El movimiento feminista Occidental comenzó a tomar forma durante los años de la Revolución; sus integrantes presentaron “Cuadernos de Quejas” (“Les cahiers de doléances”) ante la Asamblea Nacional, pero no fueron tenidos en cuenta. En un “cahier”, una dama que firmaba “B. de B.” manifestó algo que merece citarse textualmente y que nos indica una evolución efectuada en la conciencia de innumerables mujeres y no pocos hombres: “Perdóname, oh sexo mío, si he creído legítimo el yugo en que vivimos desde hace tantos siglos: Yo estaba persuadida de tu incapacidad y de tu debilidad; únicamente te creía capaz, en la clase inferior o indigente, de hilar, de coser y consagrarte a las ocupaciones económicas del hogar, y en un rango más distinguido, el canto, la danza, la música y el juego me parecían debían ser tus ocupaciones fundamentales”. Reconoció que le despertaba admiración apreciar la capacidad femenina en los sectores laborales, en los que hombres y mujeres compartían sus trabajos -arar las tierras, cosechar, empuñar el arado, etcétera-, o ver a otras representantes del género “emprender largos y penosos viajes con motivos comerciales, bajo el tiempo más inclemente” (3).

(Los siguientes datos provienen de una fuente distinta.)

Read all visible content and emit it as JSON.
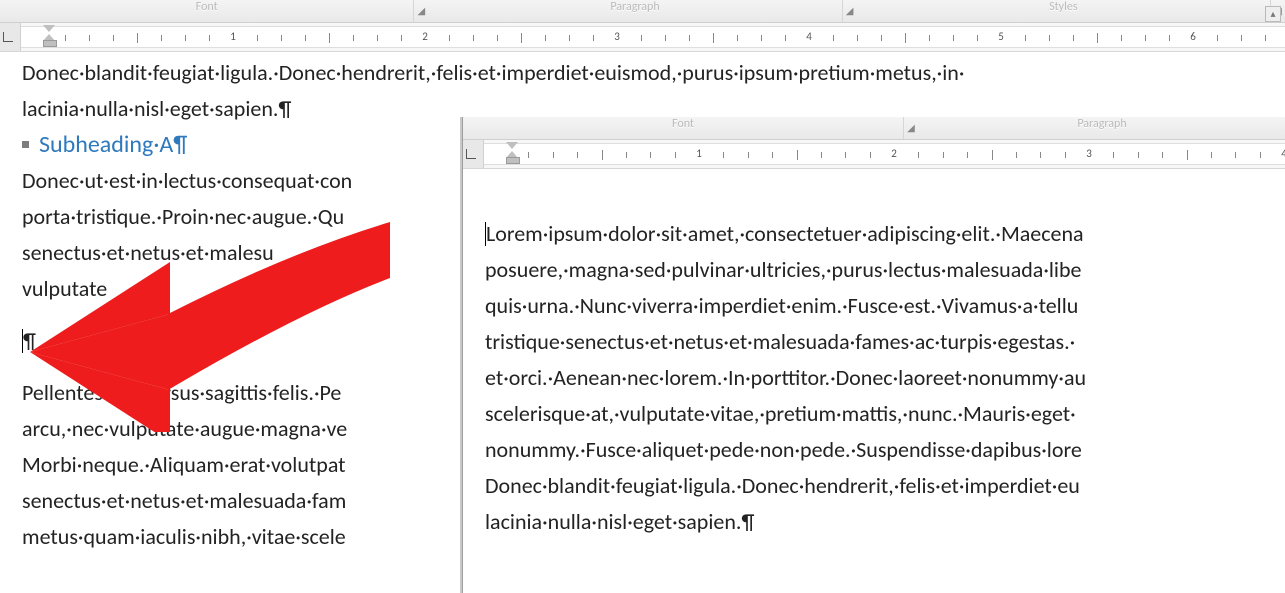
{
  "backWindow": {
    "ribbon": {
      "groups": [
        "Font",
        "Paragraph",
        "Styles"
      ]
    },
    "ruler": {
      "numbers": [
        "1",
        "2",
        "3",
        "4",
        "5",
        "6"
      ],
      "inchPx": 192,
      "startPx": 20
    },
    "doc": {
      "line1": "Donec·blandit·feugiat·ligula.·Donec·hendrerit,·felis·et·imperdiet·euismod,·purus·ipsum·pretium·metus,·in·",
      "line2": "lacinia·nulla·nisl·eget·sapien.¶",
      "subheading": "Subheading·A¶",
      "p2l1": "Donec·ut·est·in·lectus·consequat·con",
      "p2l2": "porta·tristique.·Proin·nec·augue.·Qu",
      "p2l3": "senectus·et·netus·et·malesu",
      "p2l4": "vulputate",
      "empty": "¶",
      "p3l1": "Pellentesque·cursus·sagittis·felis.·Pe",
      "p3l2": "arcu,·nec·vulputate·augue·magna·ve",
      "p3l3": "Morbi·neque.·Aliquam·erat·volutpat",
      "p3l4": "senectus·et·netus·et·malesuada·fam",
      "p3l5": "metus·quam·iaculis·nibh,·vitae·scele"
    }
  },
  "frontWindow": {
    "ribbon": {
      "groups": [
        "Font",
        "Paragraph"
      ]
    },
    "ruler": {
      "numbers": [
        "1",
        "2",
        "3",
        "4"
      ],
      "inchPx": 195,
      "startPx": 20
    },
    "doc": {
      "l1": "Lorem·ipsum·dolor·sit·amet,·consectetuer·adipiscing·elit.·Maecena",
      "l2": "posuere,·magna·sed·pulvinar·ultricies,·purus·lectus·malesuada·libe",
      "l3": "quis·urna.·Nunc·viverra·imperdiet·enim.·Fusce·est.·Vivamus·a·tellu",
      "l4": "tristique·senectus·et·netus·et·malesuada·fames·ac·turpis·egestas.·",
      "l5": "et·orci.·Aenean·nec·lorem.·In·porttitor.·Donec·laoreet·nonummy·au",
      "l6": "scelerisque·at,·vulputate·vitae,·pretium·mattis,·nunc.·Mauris·eget·",
      "l7": "nonummy.·Fusce·aliquet·pede·non·pede.·Suspendisse·dapibus·lore",
      "l8": "Donec·blandit·feugiat·ligula.·Donec·hendrerit,·felis·et·imperdiet·eu",
      "l9": "lacinia·nulla·nisl·eget·sapien.¶"
    }
  }
}
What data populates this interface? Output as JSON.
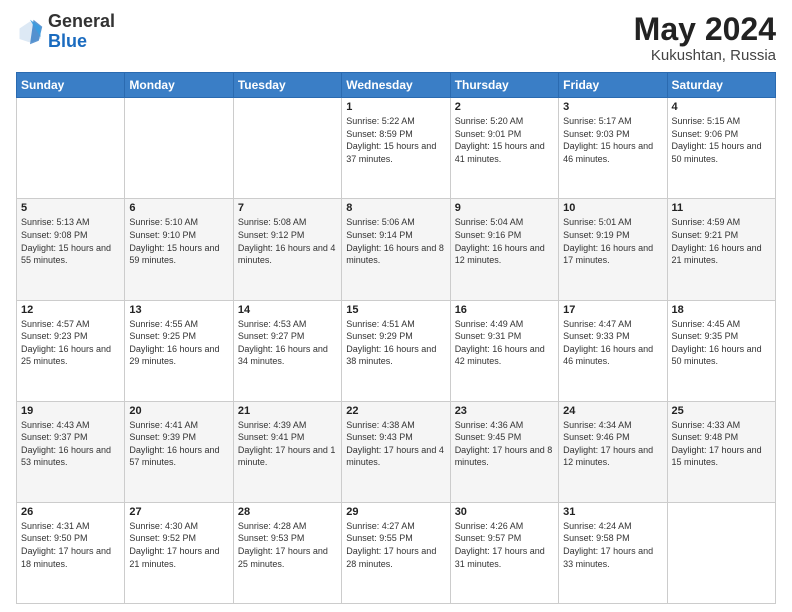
{
  "header": {
    "logo_general": "General",
    "logo_blue": "Blue",
    "title": "May 2024",
    "location": "Kukushtan, Russia"
  },
  "days_of_week": [
    "Sunday",
    "Monday",
    "Tuesday",
    "Wednesday",
    "Thursday",
    "Friday",
    "Saturday"
  ],
  "weeks": [
    [
      {
        "day": "",
        "info": ""
      },
      {
        "day": "",
        "info": ""
      },
      {
        "day": "",
        "info": ""
      },
      {
        "day": "1",
        "info": "Sunrise: 5:22 AM\nSunset: 8:59 PM\nDaylight: 15 hours\nand 37 minutes."
      },
      {
        "day": "2",
        "info": "Sunrise: 5:20 AM\nSunset: 9:01 PM\nDaylight: 15 hours\nand 41 minutes."
      },
      {
        "day": "3",
        "info": "Sunrise: 5:17 AM\nSunset: 9:03 PM\nDaylight: 15 hours\nand 46 minutes."
      },
      {
        "day": "4",
        "info": "Sunrise: 5:15 AM\nSunset: 9:06 PM\nDaylight: 15 hours\nand 50 minutes."
      }
    ],
    [
      {
        "day": "5",
        "info": "Sunrise: 5:13 AM\nSunset: 9:08 PM\nDaylight: 15 hours\nand 55 minutes."
      },
      {
        "day": "6",
        "info": "Sunrise: 5:10 AM\nSunset: 9:10 PM\nDaylight: 15 hours\nand 59 minutes."
      },
      {
        "day": "7",
        "info": "Sunrise: 5:08 AM\nSunset: 9:12 PM\nDaylight: 16 hours\nand 4 minutes."
      },
      {
        "day": "8",
        "info": "Sunrise: 5:06 AM\nSunset: 9:14 PM\nDaylight: 16 hours\nand 8 minutes."
      },
      {
        "day": "9",
        "info": "Sunrise: 5:04 AM\nSunset: 9:16 PM\nDaylight: 16 hours\nand 12 minutes."
      },
      {
        "day": "10",
        "info": "Sunrise: 5:01 AM\nSunset: 9:19 PM\nDaylight: 16 hours\nand 17 minutes."
      },
      {
        "day": "11",
        "info": "Sunrise: 4:59 AM\nSunset: 9:21 PM\nDaylight: 16 hours\nand 21 minutes."
      }
    ],
    [
      {
        "day": "12",
        "info": "Sunrise: 4:57 AM\nSunset: 9:23 PM\nDaylight: 16 hours\nand 25 minutes."
      },
      {
        "day": "13",
        "info": "Sunrise: 4:55 AM\nSunset: 9:25 PM\nDaylight: 16 hours\nand 29 minutes."
      },
      {
        "day": "14",
        "info": "Sunrise: 4:53 AM\nSunset: 9:27 PM\nDaylight: 16 hours\nand 34 minutes."
      },
      {
        "day": "15",
        "info": "Sunrise: 4:51 AM\nSunset: 9:29 PM\nDaylight: 16 hours\nand 38 minutes."
      },
      {
        "day": "16",
        "info": "Sunrise: 4:49 AM\nSunset: 9:31 PM\nDaylight: 16 hours\nand 42 minutes."
      },
      {
        "day": "17",
        "info": "Sunrise: 4:47 AM\nSunset: 9:33 PM\nDaylight: 16 hours\nand 46 minutes."
      },
      {
        "day": "18",
        "info": "Sunrise: 4:45 AM\nSunset: 9:35 PM\nDaylight: 16 hours\nand 50 minutes."
      }
    ],
    [
      {
        "day": "19",
        "info": "Sunrise: 4:43 AM\nSunset: 9:37 PM\nDaylight: 16 hours\nand 53 minutes."
      },
      {
        "day": "20",
        "info": "Sunrise: 4:41 AM\nSunset: 9:39 PM\nDaylight: 16 hours\nand 57 minutes."
      },
      {
        "day": "21",
        "info": "Sunrise: 4:39 AM\nSunset: 9:41 PM\nDaylight: 17 hours\nand 1 minute."
      },
      {
        "day": "22",
        "info": "Sunrise: 4:38 AM\nSunset: 9:43 PM\nDaylight: 17 hours\nand 4 minutes."
      },
      {
        "day": "23",
        "info": "Sunrise: 4:36 AM\nSunset: 9:45 PM\nDaylight: 17 hours\nand 8 minutes."
      },
      {
        "day": "24",
        "info": "Sunrise: 4:34 AM\nSunset: 9:46 PM\nDaylight: 17 hours\nand 12 minutes."
      },
      {
        "day": "25",
        "info": "Sunrise: 4:33 AM\nSunset: 9:48 PM\nDaylight: 17 hours\nand 15 minutes."
      }
    ],
    [
      {
        "day": "26",
        "info": "Sunrise: 4:31 AM\nSunset: 9:50 PM\nDaylight: 17 hours\nand 18 minutes."
      },
      {
        "day": "27",
        "info": "Sunrise: 4:30 AM\nSunset: 9:52 PM\nDaylight: 17 hours\nand 21 minutes."
      },
      {
        "day": "28",
        "info": "Sunrise: 4:28 AM\nSunset: 9:53 PM\nDaylight: 17 hours\nand 25 minutes."
      },
      {
        "day": "29",
        "info": "Sunrise: 4:27 AM\nSunset: 9:55 PM\nDaylight: 17 hours\nand 28 minutes."
      },
      {
        "day": "30",
        "info": "Sunrise: 4:26 AM\nSunset: 9:57 PM\nDaylight: 17 hours\nand 31 minutes."
      },
      {
        "day": "31",
        "info": "Sunrise: 4:24 AM\nSunset: 9:58 PM\nDaylight: 17 hours\nand 33 minutes."
      },
      {
        "day": "",
        "info": ""
      }
    ]
  ]
}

Es que todavía se seguía recitando un antiguo poema que rezaba así: “Tres cosas constituyen el mejor soporte del mundo: el fino chorro de leche de la ubre de la vaca al cubo; la delgada hoja de trigo verde sobre el suelo; el hilo fino en la mano de la mujer habilidosa”. B. de B. había aprendido a admirar a sus congéneres por realizar normalmente todo tipo de trabajos, incluso el de la cosecha, el ordeñar y ocuparse de la hilandería, y sólo el efecto revulsivo de las protestas revolucionarias la hicieron despertar, y a cientos de miles más, respecto de las capacidades sofocadas femeninas. Y no solamente en Francia.

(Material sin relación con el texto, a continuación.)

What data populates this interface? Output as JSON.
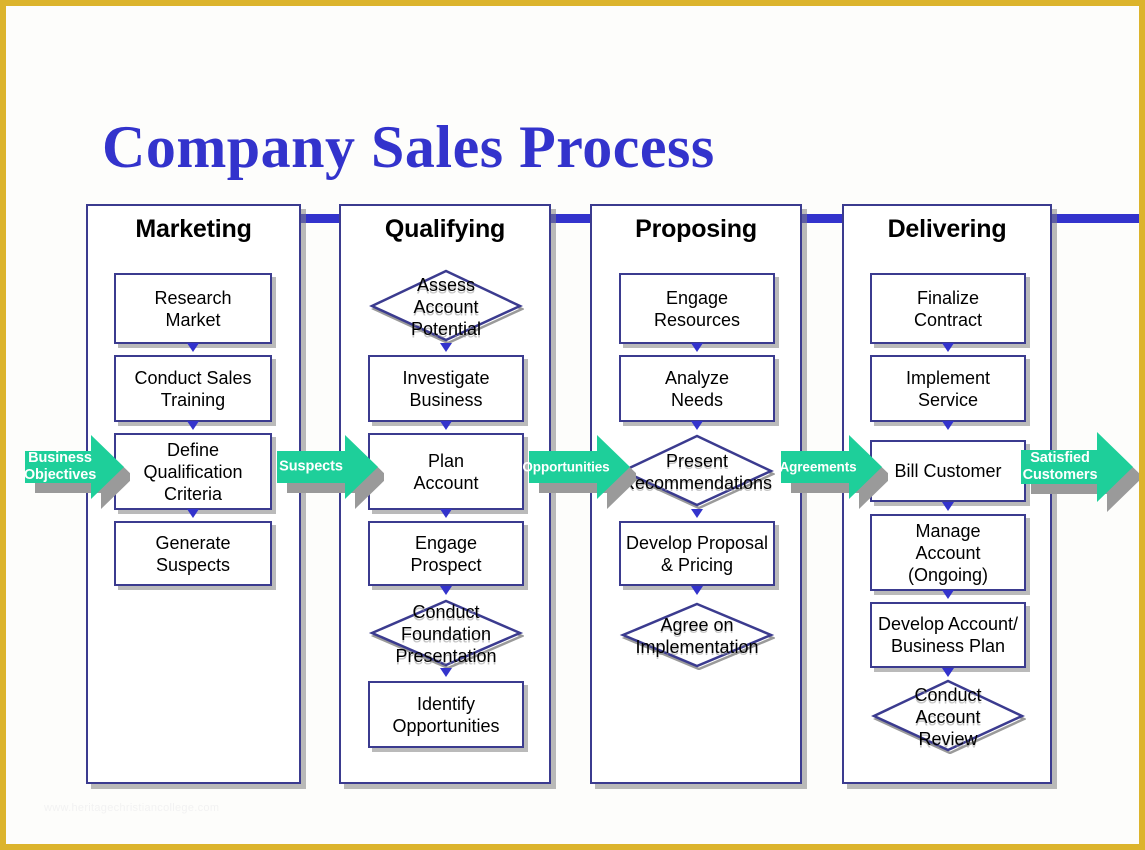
{
  "page": {
    "title": "Company Sales Process",
    "watermark": "www.heritagechristiancollege.com",
    "border_color": "#dcb42c",
    "title_color": "#3333cc",
    "shape_border_color": "#3b3b8f",
    "connector_color": "#3333cc",
    "arrow_color": "#1ecf9a",
    "arrow_label_color": "#ffffff"
  },
  "chart_data": {
    "type": "diagram",
    "title": "Company Sales Process",
    "orientation": "left-to-right stages, top-to-bottom steps",
    "stages": [
      {
        "name": "Marketing",
        "nodes": [
          {
            "label": "Research\nMarket",
            "shape": "process"
          },
          {
            "label": "Conduct Sales\nTraining",
            "shape": "process"
          },
          {
            "label": "Define\nQualification\nCriteria",
            "shape": "process"
          },
          {
            "label": "Generate\nSuspects",
            "shape": "process"
          }
        ]
      },
      {
        "name": "Qualifying",
        "nodes": [
          {
            "label": "Assess\nAccount\nPotential",
            "shape": "decision"
          },
          {
            "label": "Investigate\nBusiness",
            "shape": "process"
          },
          {
            "label": "Plan\nAccount",
            "shape": "process"
          },
          {
            "label": "Engage\nProspect",
            "shape": "process"
          },
          {
            "label": "Conduct\nFoundation\nPresentation",
            "shape": "decision"
          },
          {
            "label": "Identify\nOpportunities",
            "shape": "process"
          }
        ]
      },
      {
        "name": "Proposing",
        "nodes": [
          {
            "label": "Engage\nResources",
            "shape": "process"
          },
          {
            "label": "Analyze\nNeeds",
            "shape": "process"
          },
          {
            "label": "Present\nRecommendations",
            "shape": "decision"
          },
          {
            "label": "Develop Proposal\n& Pricing",
            "shape": "process"
          },
          {
            "label": "Agree on\nImplementation",
            "shape": "decision"
          }
        ]
      },
      {
        "name": "Delivering",
        "nodes": [
          {
            "label": "Finalize\nContract",
            "shape": "process"
          },
          {
            "label": "Implement\nService",
            "shape": "process"
          },
          {
            "label": "Bill Customer",
            "shape": "process"
          },
          {
            "label": "Manage\nAccount\n(Ongoing)",
            "shape": "process"
          },
          {
            "label": "Develop Account/\nBusiness Plan",
            "shape": "process"
          },
          {
            "label": "Conduct\nAccount\nReview",
            "shape": "decision"
          }
        ]
      }
    ],
    "flow_arrows": [
      {
        "label": "Business\nObjectives",
        "position": "input"
      },
      {
        "label": "Suspects",
        "position": "between Marketing and Qualifying"
      },
      {
        "label": "Opportunities",
        "position": "between Qualifying and Proposing"
      },
      {
        "label": "Agreements",
        "position": "between Proposing and Delivering"
      },
      {
        "label": "Satisfied\nCustomers",
        "position": "output"
      }
    ]
  },
  "stages": {
    "marketing": {
      "title": "Marketing",
      "n0": "Research\nMarket",
      "n1": "Conduct Sales\nTraining",
      "n2": "Define\nQualification\nCriteria",
      "n3": "Generate\nSuspects"
    },
    "qualifying": {
      "title": "Qualifying",
      "n0": "Assess\nAccount\nPotential",
      "n1": "Investigate\nBusiness",
      "n2": "Plan\nAccount",
      "n3": "Engage\nProspect",
      "n4": "Conduct\nFoundation\nPresentation",
      "n5": "Identify\nOpportunities"
    },
    "proposing": {
      "title": "Proposing",
      "n0": "Engage\nResources",
      "n1": "Analyze\nNeeds",
      "n2": "Present\nRecommendations",
      "n3": "Develop Proposal\n& Pricing",
      "n4": "Agree on\nImplementation"
    },
    "delivering": {
      "title": "Delivering",
      "n0": "Finalize\nContract",
      "n1": "Implement\nService",
      "n2": "Bill Customer",
      "n3": "Manage\nAccount\n(Ongoing)",
      "n4": "Develop Account/\nBusiness Plan",
      "n5": "Conduct\nAccount\nReview"
    }
  },
  "arrows": {
    "a0": "Business\nObjectives",
    "a1": "Suspects",
    "a2": "Opportunities",
    "a3": "Agreements",
    "a4": "Satisfied\nCustomers"
  }
}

1- Génesis, 3, 16. El anatema contra Adán pertenece a 3, 17-19.
2- Expresiones de Olimpia de Gouges extraídas de Cuatro mujeres en la Revolución Francesa, con reproducciones de textos auténticos, traducidos, de las revolucionarias. Biblos, 2007. También Mi historia de las mujeres, Michelle Perrot, “Mujeres en la polis”.
3- En La Ilustración olvidada. La polémica de los sexos en el siglo XVII, Alicia Puleo aporta datos importantes sobre los “Cuadernos de Quejas”, editada en 1993. También resulta de provecho la lectura del cap. IV de Tiempos de feminismo, obra ya mencionada, de C. Amorós.